I'm a little confused. I don't have enough reputation for commenting, so I decide to write a partial answer.
We have mutually independent random variables (noises) $E_A,E_B$, and $E_C$. I suppose you mean that $M=pE_A+qE_B$ and $N = rE_B$ are both observable, and that $p,q,r$ are some fixed but unknown scalar parameters. Say we collect $n$ independent observations, denoted $$\mathbf{y}=(M_1,...,M_n)'=(pe_{A1}+qe_{B1},...,pe_{An}+qe_{Bn})'=p\mathbf{e}_A+q\mathbf{e}_B,$$ and $$\mathbf{x}=(N_1,...,N_n)=(re_{B1},...,re_{Bn})'=r\mathbf{e}_B.$$ The least square method is to orthogonally project $\mathbf{y}$ onto $\mathcal{C}(\mathbf{x})$, the column space of $\mathbf{x}$.
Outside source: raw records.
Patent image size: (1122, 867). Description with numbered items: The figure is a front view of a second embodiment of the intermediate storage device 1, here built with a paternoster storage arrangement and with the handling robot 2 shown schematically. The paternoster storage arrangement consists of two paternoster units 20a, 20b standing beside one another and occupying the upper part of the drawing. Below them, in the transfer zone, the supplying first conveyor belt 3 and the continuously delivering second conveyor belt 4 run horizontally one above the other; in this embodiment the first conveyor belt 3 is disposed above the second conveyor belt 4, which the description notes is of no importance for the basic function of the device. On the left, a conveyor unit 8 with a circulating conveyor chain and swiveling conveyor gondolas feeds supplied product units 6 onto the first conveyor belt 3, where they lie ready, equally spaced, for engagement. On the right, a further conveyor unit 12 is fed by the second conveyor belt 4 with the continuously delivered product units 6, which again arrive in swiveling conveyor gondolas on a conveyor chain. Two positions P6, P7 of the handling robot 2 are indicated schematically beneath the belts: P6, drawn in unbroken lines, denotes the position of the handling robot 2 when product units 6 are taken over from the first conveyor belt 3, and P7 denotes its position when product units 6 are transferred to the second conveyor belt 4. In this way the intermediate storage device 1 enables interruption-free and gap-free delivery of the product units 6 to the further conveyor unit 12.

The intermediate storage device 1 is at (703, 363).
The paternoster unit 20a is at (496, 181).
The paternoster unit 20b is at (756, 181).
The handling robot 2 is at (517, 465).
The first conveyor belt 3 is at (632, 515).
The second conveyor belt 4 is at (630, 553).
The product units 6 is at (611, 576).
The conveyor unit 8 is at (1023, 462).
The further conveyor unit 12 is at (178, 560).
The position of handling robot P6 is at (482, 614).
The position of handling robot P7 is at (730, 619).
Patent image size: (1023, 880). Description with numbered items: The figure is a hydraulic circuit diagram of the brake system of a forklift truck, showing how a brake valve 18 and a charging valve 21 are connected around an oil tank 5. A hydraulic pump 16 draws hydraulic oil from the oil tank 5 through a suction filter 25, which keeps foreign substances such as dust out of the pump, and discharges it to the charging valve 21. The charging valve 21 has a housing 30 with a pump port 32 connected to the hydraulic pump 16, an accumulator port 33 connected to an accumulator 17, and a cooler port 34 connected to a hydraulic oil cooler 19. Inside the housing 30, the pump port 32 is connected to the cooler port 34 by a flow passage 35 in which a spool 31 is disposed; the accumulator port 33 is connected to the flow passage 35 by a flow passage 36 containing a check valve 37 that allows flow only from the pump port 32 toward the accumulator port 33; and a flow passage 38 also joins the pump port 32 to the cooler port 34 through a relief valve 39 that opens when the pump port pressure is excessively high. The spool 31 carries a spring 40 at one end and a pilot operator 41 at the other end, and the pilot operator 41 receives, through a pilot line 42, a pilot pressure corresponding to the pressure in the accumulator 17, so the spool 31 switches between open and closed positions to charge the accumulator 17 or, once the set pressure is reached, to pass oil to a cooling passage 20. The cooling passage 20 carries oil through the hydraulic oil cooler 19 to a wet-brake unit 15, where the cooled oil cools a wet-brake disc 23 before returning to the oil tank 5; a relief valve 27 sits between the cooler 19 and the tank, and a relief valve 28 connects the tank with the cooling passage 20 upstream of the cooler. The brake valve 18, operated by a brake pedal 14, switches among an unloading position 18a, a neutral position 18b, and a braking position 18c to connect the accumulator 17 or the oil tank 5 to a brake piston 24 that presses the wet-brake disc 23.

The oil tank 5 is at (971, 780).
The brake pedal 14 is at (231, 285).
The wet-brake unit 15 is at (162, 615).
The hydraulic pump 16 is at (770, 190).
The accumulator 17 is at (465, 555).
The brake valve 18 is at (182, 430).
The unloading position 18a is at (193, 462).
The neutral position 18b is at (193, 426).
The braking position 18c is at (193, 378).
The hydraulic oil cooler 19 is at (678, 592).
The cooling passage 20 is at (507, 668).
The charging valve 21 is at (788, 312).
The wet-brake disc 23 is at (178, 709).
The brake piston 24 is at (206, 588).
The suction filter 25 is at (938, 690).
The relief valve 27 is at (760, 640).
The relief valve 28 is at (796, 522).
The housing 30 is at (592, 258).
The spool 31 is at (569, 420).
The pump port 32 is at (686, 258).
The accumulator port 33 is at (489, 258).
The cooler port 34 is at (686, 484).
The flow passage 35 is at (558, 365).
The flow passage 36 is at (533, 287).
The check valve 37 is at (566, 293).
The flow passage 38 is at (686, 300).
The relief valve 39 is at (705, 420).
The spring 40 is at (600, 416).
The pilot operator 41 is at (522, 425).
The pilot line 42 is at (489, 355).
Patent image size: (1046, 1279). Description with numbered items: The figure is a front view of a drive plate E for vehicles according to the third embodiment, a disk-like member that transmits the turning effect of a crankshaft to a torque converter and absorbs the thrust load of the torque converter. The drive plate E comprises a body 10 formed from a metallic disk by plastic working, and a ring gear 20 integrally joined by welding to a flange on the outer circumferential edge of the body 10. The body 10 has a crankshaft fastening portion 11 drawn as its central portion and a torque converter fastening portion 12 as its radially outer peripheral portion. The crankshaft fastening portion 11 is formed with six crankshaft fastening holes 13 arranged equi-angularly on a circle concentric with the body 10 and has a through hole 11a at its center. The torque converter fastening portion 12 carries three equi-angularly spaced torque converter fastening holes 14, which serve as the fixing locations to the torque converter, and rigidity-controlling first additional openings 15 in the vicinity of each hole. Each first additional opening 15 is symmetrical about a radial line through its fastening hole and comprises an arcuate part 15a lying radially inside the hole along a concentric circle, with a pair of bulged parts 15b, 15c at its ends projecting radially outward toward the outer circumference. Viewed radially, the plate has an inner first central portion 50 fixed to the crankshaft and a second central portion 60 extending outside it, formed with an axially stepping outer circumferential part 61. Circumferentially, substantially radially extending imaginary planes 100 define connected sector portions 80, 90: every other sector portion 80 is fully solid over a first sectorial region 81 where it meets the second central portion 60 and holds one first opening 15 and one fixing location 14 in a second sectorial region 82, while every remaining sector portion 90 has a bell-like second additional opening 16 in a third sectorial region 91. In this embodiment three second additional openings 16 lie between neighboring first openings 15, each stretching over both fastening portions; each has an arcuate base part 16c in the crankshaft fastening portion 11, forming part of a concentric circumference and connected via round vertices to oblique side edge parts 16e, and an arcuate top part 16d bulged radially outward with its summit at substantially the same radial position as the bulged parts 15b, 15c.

Formally, we write a model $\mathbf{y}=\mathbf{x}\theta+{\epsilon}$, where $\theta$ is a scalar-valued parameter, $\mathbf{x}\theta$ is regarded as $\mathbb{E}(\mathbf{y}|\mathbf{x})$, and anything remaining is absorbed into the error vector $\mathbf{\epsilon}$. Assuming $\mathbf{x}=r\mathbf{e}_B$ is not a null vecor, we have the orthogonal projector onto $\mathcal{C}(\mathbf{x})$
$$\mathbf{P_x}\overset{\mathrm{def}}{=}\mathbf{x}(\mathbf{x}'\mathbf{x})^{-1}\mathbf{x}'=\frac{\mathbf{x}\mathbf{x}'}{\mathbf{x}'\mathbf{x}}=\frac{(r\mathbf{e}_B)(r\mathbf{e}_B)'}{(r\mathbf{e}_B)'(r\mathbf{e}_B)}=\frac{\mathbf{e}_B\mathbf{e}_B'}{\mathbf{e}_B'\mathbf{e}_B}\overset{\mathrm{def}}{=}\mathbf{P}_{\mathbf{e}_B}.$$
Hence, the residual, which is obtained by projecting $\mathbf{y}$ onto the orthogonal space of $\mathcal{C}(\mathbf{x})$, is $$\hat{\epsilon}=(\mathbf{I}-\mathbf{P_x})\mathbf{y}=(\mathbf{I}-\mathbf{P}_{\mathbf{e}_B})\mathbf{y} = (\mathbf{I}-\mathbf{P}_{\mathbf{e}_B})(p\mathbf{e}_A+q\mathbf{e}_B)=(\mathbf{I}-\mathbf{P}_{\mathbf{e}_B})p\mathbf{e}_A,$$ because $(\mathbf{I}-\mathbf{P}_{\mathbf{e}_B})\mathbf{e}_B=\mathbf{0}$, where $\mathbf{I}$ is the identity matrix. The residual, viewed as an observed vector, is linear independent to the observed regressor $\mathbf{x}=(N_1,...,N_n)'$, but not independent in the probability/distribution sense, because of the projection matrix $\mathbf{P}_{\mathbf{e}_B}$. And the fitted value is $$\hat{\mathbf{y}}=\mathbf{P_x}\mathbf{y}=\mathbf{P}_{\mathbf{e}_B}(p\mathbf{e}_A+q\mathbf{e}_B)=p\mathbf{P}_{\mathbf{e}_B}\mathbf{e}_A+q\mathbf{e}_B.$$
I don't see where $qE_B$ is coming from in the residual given by you.
In your second example, the residual is $$(\mathbf{I}-\mathbf{P}_{\mathbf{e}_B+\mathbf{e}_C})\mathbf{y}=(\mathbf{I}-\mathbf{P}_{\mathbf{e}_B+\mathbf{e}_C})(p\mathbf{e}_A+q\mathbf{e}_B).$$ There is nothing we can do here, because $\mathbf{e}_B+\mathbf{e}_C$ can be any vector of length $n$ and so $\mathbf{e}_B$ is not necessarily in $\mathcal{C}(\mathbf{e}_B+\mathbf{e}_C)$. Your best bet is to regress $N$ on something related to $\mathbf{e}_C$ only, and then the residual would be related to $\mathbf{e}_B$ only; and then regress $M$ on the residual to get another residual that related with $\mathbf{e}_A$ only.